Speaking Spanish is less valuable than any other language, according to the California Division of Workers' Compensation in its latest release of SB 863's mandated interpreter fee schedule and regulations.

Karla Navarro, a certified medical interpreter, argued that paying less for Spanish interpretation will create a shortages.

“According to the U.S. Census, by 2050 the Hispanic population will be double what it is today,” she wrote in comment. “Many of these Spanish speaking people will take labor based jobs in which they will most likely be hurt and file a workers’ comp claim. This will lead to needing interpretation for medical appointments and with the proposed changes for regulations and fees, there is very little chance that the work force will be able to meet these needs.”

“We know of no other government fee schedule that singles out Spanish for sub-standard remuneration,” wrote Carl Brakensiek, executive director of the California Society of Industrial Medicine and Surgery.

What DWC is thinking, I'm sure, is that there are so many hispanic workers in the work comp system, and so many that interpret Spanish to English and visa-versa, that they are nearly a majority, and ergo, should be subject to the same expectations that English speaking workers are subject to - i.e. virtually no interpretation.

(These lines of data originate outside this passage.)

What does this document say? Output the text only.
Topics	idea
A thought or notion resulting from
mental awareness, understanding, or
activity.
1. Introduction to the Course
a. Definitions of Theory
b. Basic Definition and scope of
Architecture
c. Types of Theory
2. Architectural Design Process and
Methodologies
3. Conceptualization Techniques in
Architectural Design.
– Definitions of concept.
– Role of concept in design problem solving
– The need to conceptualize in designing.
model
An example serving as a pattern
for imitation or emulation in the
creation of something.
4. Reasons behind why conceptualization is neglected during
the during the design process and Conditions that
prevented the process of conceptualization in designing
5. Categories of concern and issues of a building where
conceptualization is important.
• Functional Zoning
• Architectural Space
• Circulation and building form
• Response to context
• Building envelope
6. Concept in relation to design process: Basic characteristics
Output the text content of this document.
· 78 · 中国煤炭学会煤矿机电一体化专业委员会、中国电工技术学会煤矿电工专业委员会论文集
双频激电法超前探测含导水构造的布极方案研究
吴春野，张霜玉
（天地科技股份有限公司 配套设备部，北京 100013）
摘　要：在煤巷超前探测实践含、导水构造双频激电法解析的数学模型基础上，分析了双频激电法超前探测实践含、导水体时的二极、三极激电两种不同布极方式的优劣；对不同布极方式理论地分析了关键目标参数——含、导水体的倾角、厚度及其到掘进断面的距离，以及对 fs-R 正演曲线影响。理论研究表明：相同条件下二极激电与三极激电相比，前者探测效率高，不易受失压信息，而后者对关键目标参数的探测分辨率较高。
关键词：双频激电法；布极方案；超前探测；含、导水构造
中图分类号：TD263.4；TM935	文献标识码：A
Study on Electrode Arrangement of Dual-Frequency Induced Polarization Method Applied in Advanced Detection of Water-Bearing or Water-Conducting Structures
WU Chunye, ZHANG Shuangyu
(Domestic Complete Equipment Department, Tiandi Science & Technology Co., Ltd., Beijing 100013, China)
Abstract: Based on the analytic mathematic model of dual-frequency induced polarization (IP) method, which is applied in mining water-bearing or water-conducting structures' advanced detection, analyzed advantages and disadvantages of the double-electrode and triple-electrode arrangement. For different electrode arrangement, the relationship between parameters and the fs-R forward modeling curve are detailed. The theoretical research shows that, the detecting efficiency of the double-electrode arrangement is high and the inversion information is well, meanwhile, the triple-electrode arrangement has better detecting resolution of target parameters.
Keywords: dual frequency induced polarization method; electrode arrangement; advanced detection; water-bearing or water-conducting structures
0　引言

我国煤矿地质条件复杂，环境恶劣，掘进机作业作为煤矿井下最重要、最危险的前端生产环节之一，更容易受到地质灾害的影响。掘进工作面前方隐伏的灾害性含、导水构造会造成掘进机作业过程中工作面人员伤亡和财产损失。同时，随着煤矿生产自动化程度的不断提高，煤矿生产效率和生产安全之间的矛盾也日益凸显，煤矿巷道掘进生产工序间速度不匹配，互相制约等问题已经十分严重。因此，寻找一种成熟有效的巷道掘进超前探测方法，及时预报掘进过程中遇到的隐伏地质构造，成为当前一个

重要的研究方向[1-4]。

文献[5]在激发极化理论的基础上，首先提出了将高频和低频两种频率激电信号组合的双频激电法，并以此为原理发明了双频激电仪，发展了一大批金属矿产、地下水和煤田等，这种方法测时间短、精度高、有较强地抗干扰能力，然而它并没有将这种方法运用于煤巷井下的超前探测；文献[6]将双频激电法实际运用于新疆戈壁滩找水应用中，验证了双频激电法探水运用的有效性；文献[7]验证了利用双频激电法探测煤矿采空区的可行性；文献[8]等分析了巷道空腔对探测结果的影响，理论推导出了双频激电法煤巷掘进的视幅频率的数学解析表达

It's almost as if the government is saying that Spanish is now just a dialect of American English...

Or perhaps the thinking is that market forces will solve the pricing differential and only those truly dedicated to Spanish/English interpretation will stay in the game.

The message that is conveyed, unfortunately, is that discrimination is alive and well in 2015.

Ironically, California state government, including DWC, recognizes with a day of rest the efforts of the late, great Cesar Chavez, who fought long and hard for Hispanic immigrant rights.

As a lawyer, I had been through many depositions and court proceedings where the claimant was mono-lingual Spanish. Not only is there limitation in the native language, but nuances between regions and dialects can result in many different interpretations; subtle differences can result in substantial interpretation challenges.

What's spoken in the fields of the Central Valley is not Castilian Spanish. What's spoken in the court room, or the medical examining room, isn't the Queen's English.

I've argued before that the proposed regulations are overly complicated and invite work arounds and abuse. The resolution can be very simple...

In the meantime, if you speak Spanish, sit in the back of the bus.